CJEU overturns General Court’s annulment of the European Commission’s prohibition of CK Hutchison’s proposed acquisition of O2: CK Hutchison sought to buy O2 in 2016, but the deal was blocked by the European Commission (EC). CK Hutchinson successfully appealed, with the EU General Court finding in 2020 that a “strong probability” of a significant impediment to effective competition (SIEC) was required to justify a prohibition but hadn’t been shown. The EC in turn appealed, and the higher court (the CJEU) has now clarified that to block a merger the EC needs only to demonstrate that it is “more likely than not” that a merger leads to a SIEC. The Court explained that the inherent uncertainty of merger review makes it unreasonable to require the EC to meet a “strong probability” threshold.
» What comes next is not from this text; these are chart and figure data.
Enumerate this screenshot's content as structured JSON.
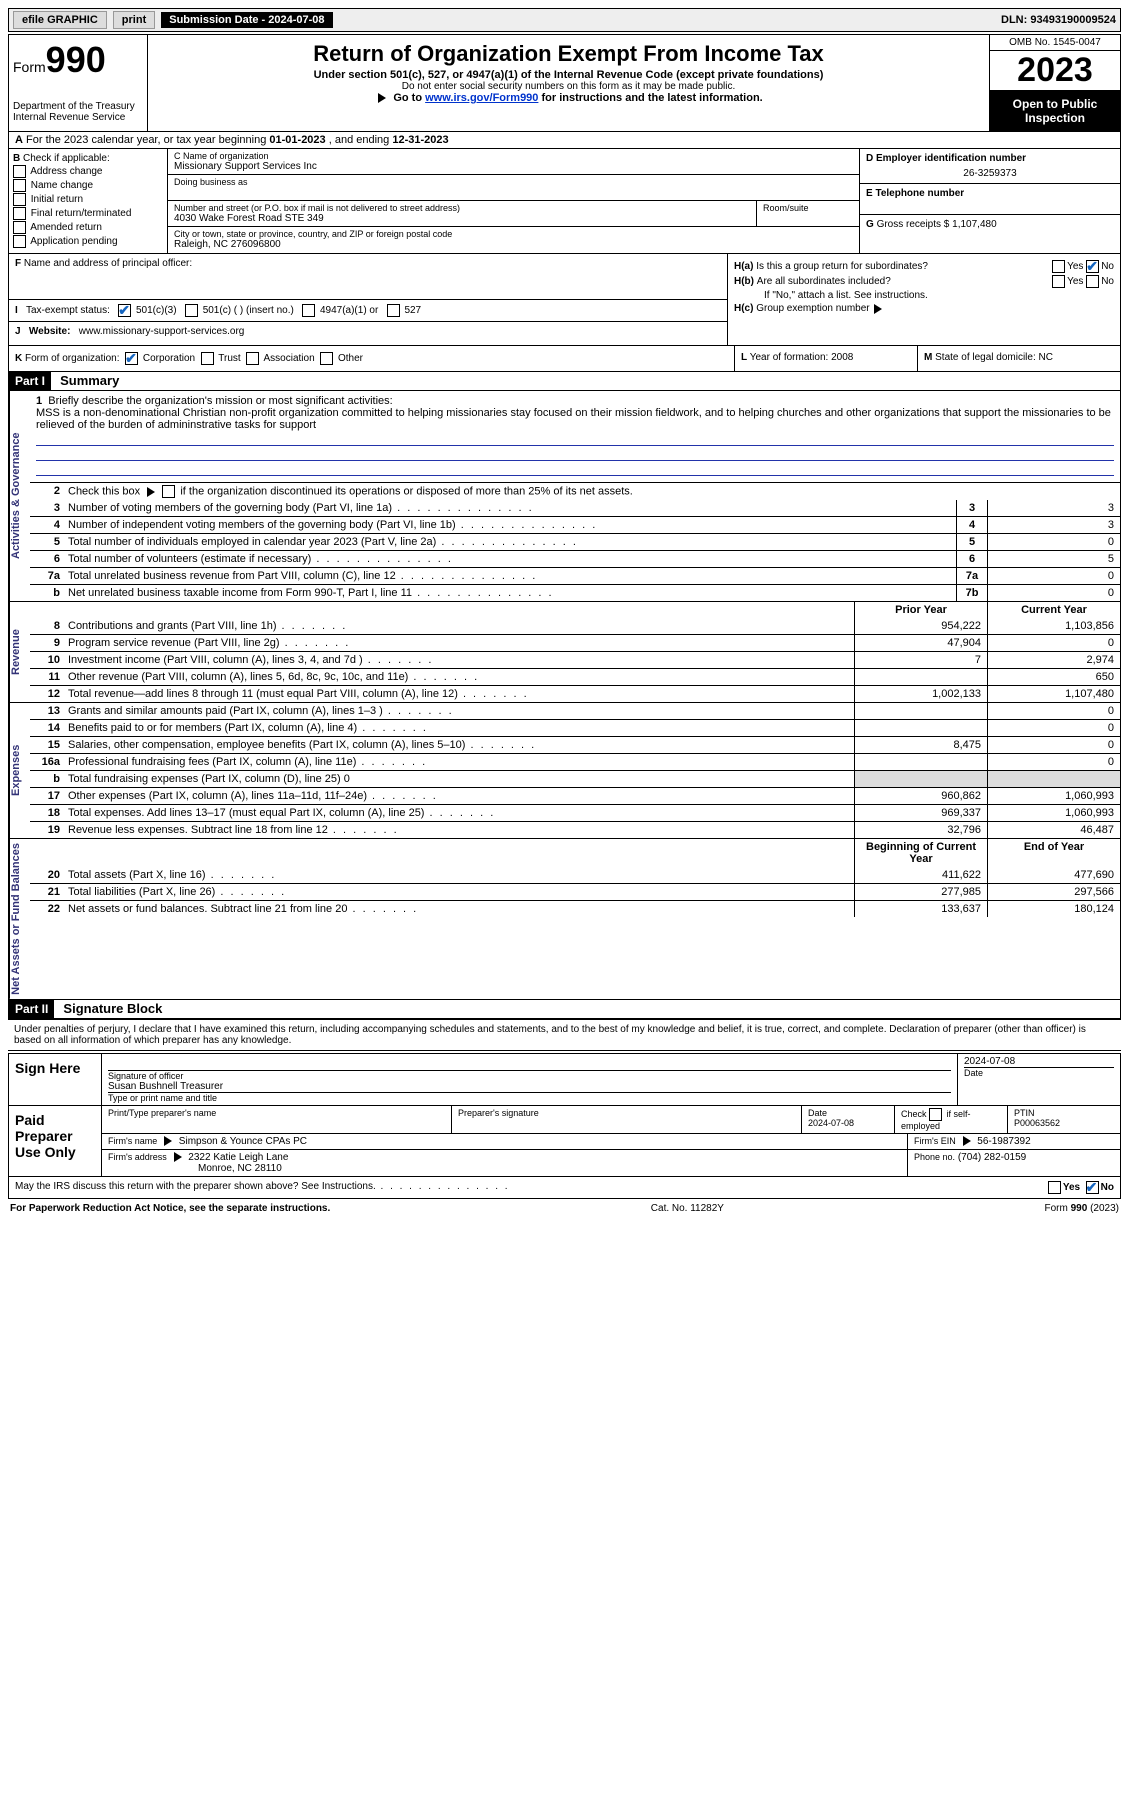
{
  "topbar": {
    "efile": "efile GRAPHIC",
    "print": "print",
    "submission": "Submission Date - 2024-07-08",
    "dln": "DLN: 93493190009524"
  },
  "header": {
    "form_label": "Form",
    "form_number": "990",
    "dept": "Department of the Treasury",
    "irs": "Internal Revenue Service",
    "title": "Return of Organization Exempt From Income Tax",
    "sub1": "Under section 501(c), 527, or 4947(a)(1) of the Internal Revenue Code (except private foundations)",
    "sub2": "Do not enter social security numbers on this form as it may be made public.",
    "sub3_pre": "Go to ",
    "sub3_link": "www.irs.gov/Form990",
    "sub3_post": " for instructions and the latest information.",
    "omb": "OMB No. 1545-0047",
    "year": "2023",
    "inspect": "Open to Public Inspection"
  },
  "row_a": {
    "label": "A",
    "text_pre": "For the 2023 calendar year, or tax year beginning ",
    "begin": "01-01-2023",
    "mid": " , and ending ",
    "end": "12-31-2023"
  },
  "col_b": {
    "label": "B",
    "intro": "Check if applicable:",
    "items": [
      "Address change",
      "Name change",
      "Initial return",
      "Final return/terminated",
      "Amended return",
      "Application pending"
    ]
  },
  "col_c": {
    "name_label": "C Name of organization",
    "name": "Missionary Support Services Inc",
    "dba_label": "Doing business as",
    "addr_label": "Number and street (or P.O. box if mail is not delivered to street address)",
    "addr": "4030 Wake Forest Road STE 349",
    "suite_label": "Room/suite",
    "city_label": "City or town, state or province, country, and ZIP or foreign postal code",
    "city": "Raleigh, NC  276096800"
  },
  "col_d": {
    "d_label": "D Employer identification number",
    "ein": "26-3259373",
    "e_label": "E Telephone number",
    "g_label": "G",
    "g_text": "Gross receipts $",
    "g_val": "1,107,480"
  },
  "col_f": {
    "label": "F",
    "text": "Name and address of principal officer:"
  },
  "col_h": {
    "ha_label": "H(a)",
    "ha_text": "Is this a group return for subordinates?",
    "hb_label": "H(b)",
    "hb_text": "Are all subordinates included?",
    "hb_note": "If \"No,\" attach a list. See instructions.",
    "hc_label": "H(c)",
    "hc_text": "Group exemption number",
    "yes": "Yes",
    "no": "No"
  },
  "row_i": {
    "label": "I",
    "text": "Tax-exempt status:",
    "opts": [
      "501(c)(3)",
      "501(c) (  ) (insert no.)",
      "4947(a)(1) or",
      "527"
    ]
  },
  "row_j": {
    "label": "J",
    "text": "Website:",
    "url": "www.missionary-support-services.org"
  },
  "row_k": {
    "label": "K",
    "text": "Form of organization:",
    "opts": [
      "Corporation",
      "Trust",
      "Association",
      "Other"
    ],
    "l_label": "L",
    "l_text": "Year of formation:",
    "l_val": "2008",
    "m_label": "M",
    "m_text": "State of legal domicile:",
    "m_val": "NC"
  },
  "part1": {
    "hdr": "Part I",
    "title": "Summary",
    "line1_label": "1",
    "line1_intro": "Briefly describe the organization's mission or most significant activities:",
    "line1_text": "MSS is a non-denominational Christian non-profit organization committed to helping missionaries stay focused on their mission fieldwork, and to helping churches and other organizations that support the missionaries to be relieved of the burden of admininstrative tasks for support",
    "line2_label": "2",
    "line2_text": "Check this box",
    "line2_post": "if the organization discontinued its operations or disposed of more than 25% of its net assets.",
    "side_gov": "Activities & Governance",
    "side_rev": "Revenue",
    "side_exp": "Expenses",
    "side_net": "Net Assets or Fund Balances",
    "col_prior": "Prior Year",
    "col_current": "Current Year",
    "col_begin": "Beginning of Current Year",
    "col_end": "End of Year",
    "rows_gov": [
      {
        "n": "3",
        "d": "Number of voting members of the governing body (Part VI, line 1a)",
        "box": "3",
        "v": "3"
      },
      {
        "n": "4",
        "d": "Number of independent voting members of the governing body (Part VI, line 1b)",
        "box": "4",
        "v": "3"
      },
      {
        "n": "5",
        "d": "Total number of individuals employed in calendar year 2023 (Part V, line 2a)",
        "box": "5",
        "v": "0"
      },
      {
        "n": "6",
        "d": "Total number of volunteers (estimate if necessary)",
        "box": "6",
        "v": "5"
      },
      {
        "n": "7a",
        "d": "Total unrelated business revenue from Part VIII, column (C), line 12",
        "box": "7a",
        "v": "0"
      },
      {
        "n": "b",
        "d": "Net unrelated business taxable income from Form 990-T, Part I, line 11",
        "box": "7b",
        "v": "0"
      }
    ],
    "rows_rev": [
      {
        "n": "8",
        "d": "Contributions and grants (Part VIII, line 1h)",
        "p": "954,222",
        "c": "1,103,856"
      },
      {
        "n": "9",
        "d": "Program service revenue (Part VIII, line 2g)",
        "p": "47,904",
        "c": "0"
      },
      {
        "n": "10",
        "d": "Investment income (Part VIII, column (A), lines 3, 4, and 7d )",
        "p": "7",
        "c": "2,974"
      },
      {
        "n": "11",
        "d": "Other revenue (Part VIII, column (A), lines 5, 6d, 8c, 9c, 10c, and 11e)",
        "p": "",
        "c": "650"
      },
      {
        "n": "12",
        "d": "Total revenue—add lines 8 through 11 (must equal Part VIII, column (A), line 12)",
        "p": "1,002,133",
        "c": "1,107,480"
      }
    ],
    "rows_exp": [
      {
        "n": "13",
        "d": "Grants and similar amounts paid (Part IX, column (A), lines 1–3 )",
        "p": "",
        "c": "0"
      },
      {
        "n": "14",
        "d": "Benefits paid to or for members (Part IX, column (A), line 4)",
        "p": "",
        "c": "0"
      },
      {
        "n": "15",
        "d": "Salaries, other compensation, employee benefits (Part IX, column (A), lines 5–10)",
        "p": "8,475",
        "c": "0"
      },
      {
        "n": "16a",
        "d": "Professional fundraising fees (Part IX, column (A), line 11e)",
        "p": "",
        "c": "0"
      },
      {
        "n": "b",
        "d": "Total fundraising expenses (Part IX, column (D), line 25) 0",
        "p": null,
        "c": null
      },
      {
        "n": "17",
        "d": "Other expenses (Part IX, column (A), lines 11a–11d, 11f–24e)",
        "p": "960,862",
        "c": "1,060,993"
      },
      {
        "n": "18",
        "d": "Total expenses. Add lines 13–17 (must equal Part IX, column (A), line 25)",
        "p": "969,337",
        "c": "1,060,993"
      },
      {
        "n": "19",
        "d": "Revenue less expenses. Subtract line 18 from line 12",
        "p": "32,796",
        "c": "46,487"
      }
    ],
    "rows_net": [
      {
        "n": "20",
        "d": "Total assets (Part X, line 16)",
        "p": "411,622",
        "c": "477,690"
      },
      {
        "n": "21",
        "d": "Total liabilities (Part X, line 26)",
        "p": "277,985",
        "c": "297,566"
      },
      {
        "n": "22",
        "d": "Net assets or fund balances. Subtract line 21 from line 20",
        "p": "133,637",
        "c": "180,124"
      }
    ]
  },
  "part2": {
    "hdr": "Part II",
    "title": "Signature Block",
    "declaration": "Under penalties of perjury, I declare that I have examined this return, including accompanying schedules and statements, and to the best of my knowledge and belief, it is true, correct, and complete. Declaration of preparer (other than officer) is based on all information of which preparer has any knowledge.",
    "sign_here": "Sign Here",
    "sig_officer": "Signature of officer",
    "officer_name": "Susan Bushnell Treasurer",
    "type_name": "Type or print name and title",
    "date_label": "Date",
    "date_val": "2024-07-08",
    "paid": "Paid Preparer Use Only",
    "prep_name_label": "Print/Type preparer's name",
    "prep_sig_label": "Preparer's signature",
    "prep_date": "2024-07-08",
    "check_label": "Check",
    "self_emp": "if self-employed",
    "ptin_label": "PTIN",
    "ptin": "P00063562",
    "firm_name_label": "Firm's name",
    "firm_name": "Simpson & Younce CPAs PC",
    "firm_ein_label": "Firm's EIN",
    "firm_ein": "56-1987392",
    "firm_addr_label": "Firm's address",
    "firm_addr1": "2322 Katie Leigh Lane",
    "firm_addr2": "Monroe, NC  28110",
    "phone_label": "Phone no.",
    "phone": "(704) 282-0159",
    "discuss": "May the IRS discuss this return with the preparer shown above? See Instructions."
  },
  "footer": {
    "left": "For Paperwork Reduction Act Notice, see the separate instructions.",
    "mid": "Cat. No. 11282Y",
    "right": "Form 990 (2023)"
  }
}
The case is now returned to the lower court for second review.
Why it matters: In a statement following the judgment, Executive Vice-President Margrethe Vestager explained that “The importance of this judgment goes far beyond the specific circumstances and mobile communications sector affected by the Commission's decision.” The judgment endorses the EC’s traditional approach to “gap” cases (i.e., cases where the merger does not lead to the creation or strengthening of a dominant position but rather amounts to a SIEC) with a lower standard of proof based on the balance of probabilities (whether mergers are “more likely than not” to give risk to a SIEC). In short, the EC retains a broader ability to block deals on a balance of probabilities basis, without needing to show a strong probability of negative outcomes.